In my book, “Resource Rulers: Fortune and Folly on Canada’s Road to Resources”, I posit that Quebec had already won a 10-year head start over Newfoundland & Labrador in the hydropower race to North American energy markets. Quebec’s strategic power-surge was cemented by the ‘Paix des Braves’ in 2002; universally regarded as a pivotal resource management legal arrangement that fully recognized the Crees as ‘Resource Rulers’ within their vast homeland containing the watersheds.

Conversely, Newfoundland, at the same time, was finally rebounding on its troubled Voisey’s Bay mining project; yet it was soon to find itself back in court fighting the Labrador Metis Nation and losing to them at the appellate level. In fact, the province had earlier lost at the appellate level to the Innu Nation on the Voisey’s Bay project; which loss had instigated a project shut down and stock drop (similar to what is playing out today in the Ring of Fire with Cliffs Natural Resources – in what is fast becoming an almost unbelievable case of history repeats!)

To no-one’s surprise, the announcement of the Muskrat Falls hydropower project in 2011 landed in an unsettled and charged Labrador native empowerment landscape. Both the Labrador Metis Nation (now called NunatuKavut) and the Nunatsiavut Government, launched repeated and sustained press releases and legal maneuvers to persuade the province and its crown utility (Nalcor) to address the pending impacts on their traditional lands. Premier Dunderdale’s entire term as government leader was (month-in / month-out) dogged by strategic machinations of Labrador natives opposed to her pet project and defining political legacy – the Muskrat Falls hydropower project. Of course, her recent resignation from the premiership didn’t mention their role in orchestrating her political demise; yet their strategic moves would certainly have helped undermine public opinion, and as a result, the death-spiral polling that she soon found herself in.

The following headlines, both occurring in a 24-hour time span, offer a completely different take on the real race that the (perhaps unwitting) premier was in; and why today as a result, she’s just another high profile casualty on the “Road to Resources”:

CBC January 21 2014: Eeyou Istchee – James Bay Government Launches in Quebec.
CBC January 22 2014: Kathy Dunderdale Resignation: ‘It is time to step back’

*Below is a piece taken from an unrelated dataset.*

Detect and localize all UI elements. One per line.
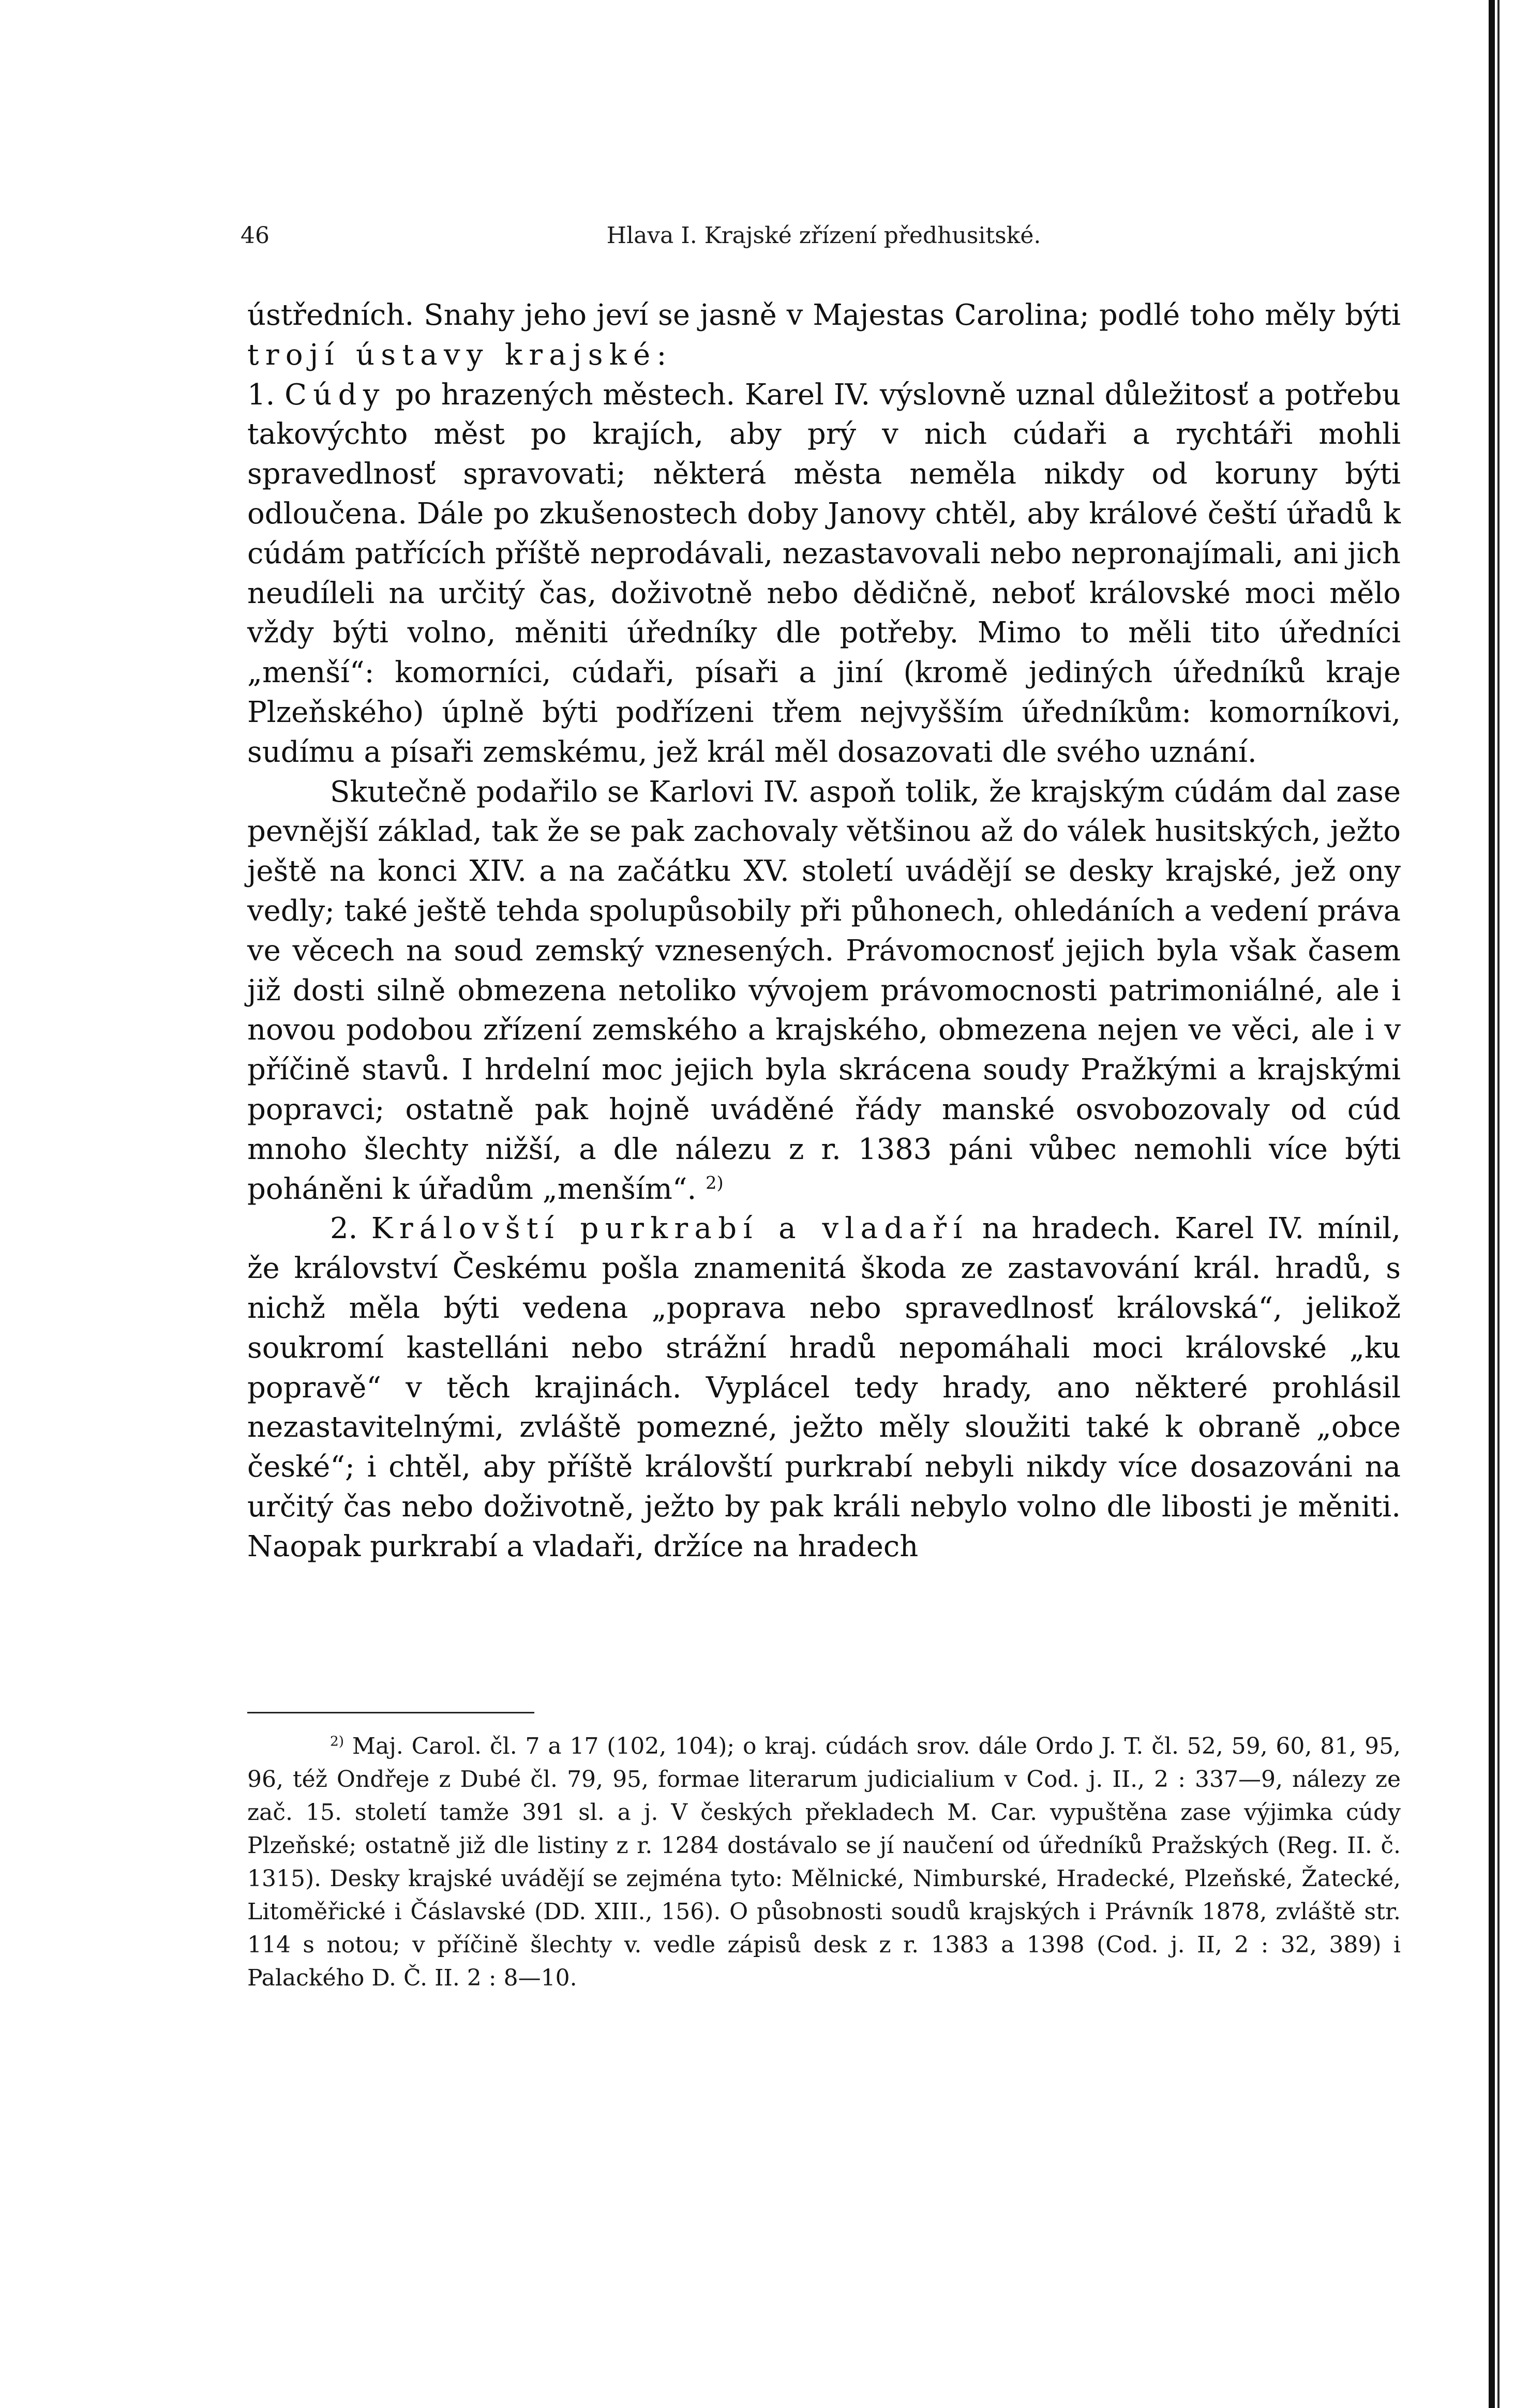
footnote-reference: 2) — [706, 1172, 724, 1193]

Here was realpolitik at play: Quebec was once again redrawing its watershed map by conceding even more power and jurisdiction to the Crees. The Crees will now co-manage a much larger land base (formerly under the auspices of the Municipalité de la Baie James). Thus now and in the future, resource access to this greatly expanded region will be administered in a power sharing government – with 11 Cree and 11 non-aboriginals making all the key decisions.

So on the same day that the Premier of Newfoundland walked-away from her legacy defining project, here was Grand Chief Matthew Coon Come sworn in as co-chair in the new Cree-Jamesiens regional government (Mayor Manon Cyr of Chibougamau was sworn in as chair). Thus if one were to wager on which jurisdiction will win the hydropower race to markets – Quebec or Newfoundland – better to follow the trail of Resource Rulers.

As a direct result of its sophisticated strategic moves with the Crees, Quebec’s hydropower head-start widens by another five years!